We could complain that the wrongdoers at GSK are walking free as a result of paying other people’s money (i.e., the shareholders’ money), but, as the Guardian article points out:
Despite the large fine, $3bn is far less than the profits made from the drugs. Avandia has made $10.4bn in sales, Paxil took $11.6bn, and Wellbutrin sales were $5.9bn during the years covered by the settlement …
The shareholders thus aren’t going to complain at all; GSK is doing exactly what they asked them to do: it’s making money. As Robert Reich points out, “the penalty could almost be considered a cost of doing business.” There’s a reason you can walk down any urban street in the middle of the day and see UPS and FedEx trucks illegally stopped in the middle of the road doing deliveries: delivery companies just consider the tickets a cost of doing business.
That’s the new pharmaceutical company business model: lie, cheat, and bribe your way into billions of dollars. Play upon the fact that doctors are clueless about “off-label prescriptions,” so that, every year, more than 100 million off-label prescriptions with “little or no scientific support” are written. All a pharmaceutical company has to do is set up some baloney expenses-paid conference in Vail or St. Croix or dispatch some sales representative to the doctor’s office — or, if all that fails, just write a check — and, voilà, millions of patients will be prescribed an expensive, useless and dangerous drug for an “off label” purpose unapproved by the FDA.

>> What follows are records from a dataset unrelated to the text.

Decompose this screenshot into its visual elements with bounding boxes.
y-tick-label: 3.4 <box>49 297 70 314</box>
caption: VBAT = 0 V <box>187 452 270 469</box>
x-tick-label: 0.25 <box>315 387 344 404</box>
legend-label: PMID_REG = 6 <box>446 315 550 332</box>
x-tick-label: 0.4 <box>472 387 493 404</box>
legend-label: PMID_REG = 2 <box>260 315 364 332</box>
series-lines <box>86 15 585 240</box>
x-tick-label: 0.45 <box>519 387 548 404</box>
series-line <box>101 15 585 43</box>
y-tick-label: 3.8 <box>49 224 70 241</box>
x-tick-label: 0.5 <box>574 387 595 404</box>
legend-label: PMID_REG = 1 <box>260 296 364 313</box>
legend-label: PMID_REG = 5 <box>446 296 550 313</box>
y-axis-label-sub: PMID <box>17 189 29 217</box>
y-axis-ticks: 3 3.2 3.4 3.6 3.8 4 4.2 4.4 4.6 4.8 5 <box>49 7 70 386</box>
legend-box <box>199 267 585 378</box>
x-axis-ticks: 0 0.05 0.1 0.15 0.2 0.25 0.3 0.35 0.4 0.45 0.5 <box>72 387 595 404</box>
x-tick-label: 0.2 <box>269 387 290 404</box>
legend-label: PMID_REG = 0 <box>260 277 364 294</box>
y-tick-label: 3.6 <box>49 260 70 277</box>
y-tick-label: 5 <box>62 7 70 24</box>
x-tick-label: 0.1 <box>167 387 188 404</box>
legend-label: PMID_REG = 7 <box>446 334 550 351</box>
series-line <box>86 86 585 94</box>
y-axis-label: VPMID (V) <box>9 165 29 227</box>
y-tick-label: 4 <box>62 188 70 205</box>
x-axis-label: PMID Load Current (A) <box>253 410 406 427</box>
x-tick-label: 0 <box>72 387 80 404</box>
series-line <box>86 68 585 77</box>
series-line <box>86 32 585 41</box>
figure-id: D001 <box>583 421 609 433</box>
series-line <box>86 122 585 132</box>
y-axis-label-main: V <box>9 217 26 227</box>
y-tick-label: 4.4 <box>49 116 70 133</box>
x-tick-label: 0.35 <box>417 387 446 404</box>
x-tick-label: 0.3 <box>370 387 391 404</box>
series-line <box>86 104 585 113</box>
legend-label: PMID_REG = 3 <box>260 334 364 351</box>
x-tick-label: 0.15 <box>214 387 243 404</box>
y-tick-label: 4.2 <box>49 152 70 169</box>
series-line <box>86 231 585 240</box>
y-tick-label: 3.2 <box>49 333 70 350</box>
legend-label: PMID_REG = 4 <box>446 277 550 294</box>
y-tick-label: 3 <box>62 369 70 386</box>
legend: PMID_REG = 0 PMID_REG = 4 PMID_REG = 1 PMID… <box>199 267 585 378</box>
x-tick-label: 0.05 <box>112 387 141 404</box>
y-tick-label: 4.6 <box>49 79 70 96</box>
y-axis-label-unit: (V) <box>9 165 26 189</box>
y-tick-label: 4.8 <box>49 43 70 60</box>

What’s the worst that could happen to the company? They pay a toll, sign on for a meaningless “Corporate Integrity Agreement” that will do more to shield future perpetrators than to deter them, and then get back to the business of loading people up with dangerous drugs they don’t need.
[Update: Coincidentally, today USA Today has an editorial saying the same thing, while Avvo VP & General Counsel Josh King has a rebuttal. King’s article is at best naive: saying we shouldn’t have criminal prosecutions of corporate executives because “the vast majority of executives want to do the right thing” is like saying we shouldn’t prosecute homicide because “the vast majority of people aren’t murderers.” Update II: Scott Greenfield chimes in as well. Regular readers will be shocked to learn he disagrees with me.]